Pas de réduction du trafic aérien et maritime
À la sortie de presque quatre heures de concertation officielle, quelques responsables d’associations échangent sur une autre question, peut-être plus fondamentale. Ne faudrait-il pas réduire l’usage des avions et des navires à propulsion thermique ? « On dirait que le bateau à voiles ça n’existe pas », ironise Jean-Luc Debard, membre du mouvement Alternatiba et du collectif Climat Pays d’Aix. Un peu plus tôt, il distribuait un autocollant à l’intérieur de la salle, proclamant : « L’avion vert ? C’est celui qui ne vole pas ». Dans son intervention vidéo, Sylvain Angerand rappelle que « les secteurs aérien et maritime ne sont pas soumis à l’Accord de Paris et refusent d’envisager une réduction du trafic ». Or, comme l’avait révélé une étude du Shift project et du collectif Supaéro décarbo, il n’existe pas de scénario réaliste de décarbonation du secteur aérien qui ne passe par une baisse du nombre de vols.

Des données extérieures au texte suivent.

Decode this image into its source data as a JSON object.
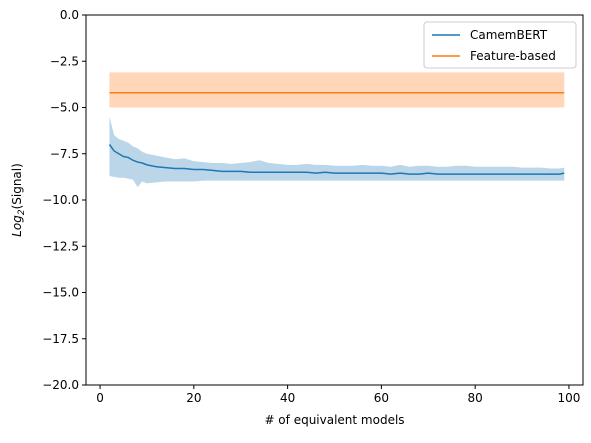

« Il est important de se questionner sur la hiérarchie des types d’usages. Est-ce qu’on va valoriser ce bois pour répondre à des besoins fondamentaux, comme se chauffer, ou pour prendre l’avion pour partir une semaine aux Maldives ? », interroge Sylvain Angerand. En région PACA, 57 % de la ressource forestière finit en bois-énergie. Ce qui fait concurrence à d’autres secteurs plus durables, comme le bois-construction, qui permettrait de stocker le CO2 plutôt que de le faire partie en fumée.